Who is the narrator, can she or he read minds, and, more importantly, can we trust her or him?
Third-Person Limited Omniscient and Third-Person Omniscient
Throughout Possession, the narrative voice shifts as the situation demands. The narrator often focuses on telling us things about one character at a time, and the narrator will often use free-indirect speech while he or she is at it. What's that, you ask? It just means that the narrator's voice is often tinged with the perspectives of the characters being described. For instance:
There had been, she remembered, his special airtight specimen box, glass-lined and sealed. She found it where it was kept; he was orderly in his habits. It would be ideal for her purpose.
There was a decision to be made and tomorrow would be too late. (25.37-38)
In this passage, the narrator starts out in a relatively straightforward third-person, limited-omniscient voice. We're told what Ellen Ash remembered and did, and we get the third-person pronoun "she."
Then, the narrative voice makes a subtle shift into free-indirect speech. The narrator doesn't say "She knew it would be ideal for her purpose" or "She knew that tomorrow would be too late": instead, the narrator simply states Ellen Ash's perceptions as if they were facts. In moments like these, Possession's narrative voice does something like a Vulcan mind meld with the brains of the characters.
There are other moments throughout Possession when we encounter a more wholeheartedly omniscient narrator who obviously knows all there is to know about each of the characters. This voice appears in passages where we learn things about the novel's nineteenth-century characters that none of its twentieth-century people will ever get to know. This narrative style also comes gets used in passages where the narrator takes a step back from the narrative to speak to us directly. Check out this passage, for example:
And yet, natures such as Roland's are at their most alert and heady when reading is violently yet steadily alive. (What an amazing word 'heady' is, en passant, suggesting both acute sensuous alertness and its opposite, the pleasure of the brain as opposed to the viscera—though each is implicated in the other, as we know very well, with both, when they are working.) (26.39)
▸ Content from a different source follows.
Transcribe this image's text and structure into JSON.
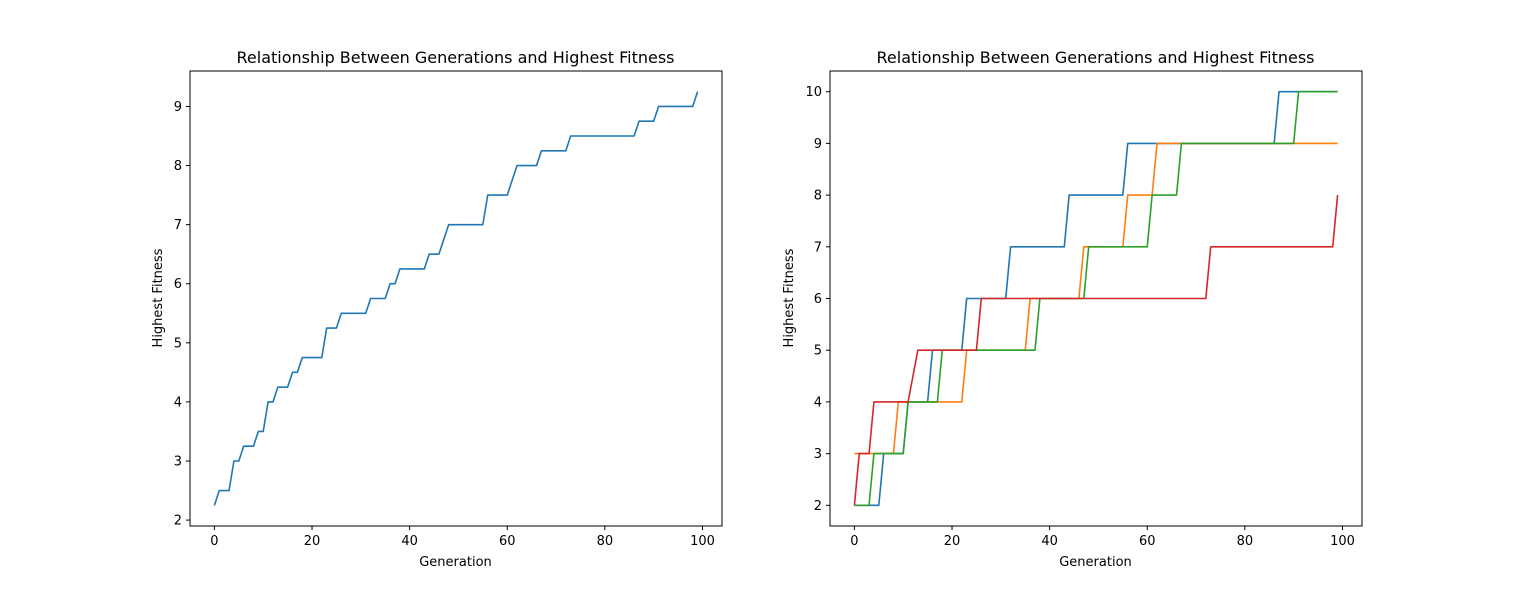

In the long passage from which we've taken this short example, our narrator not only takes a step back from the narrative to present us with a short manifesto on the pleasures of reading, but also takes another step back from that manifesto to share a few thoughts about the specific choice of words here. This isn't just an omniscient narrator at work—it's an omniscient narrator who's self-reflexive about his or her own storytelling abilities.
Well played, A. S. Byatt. Well played.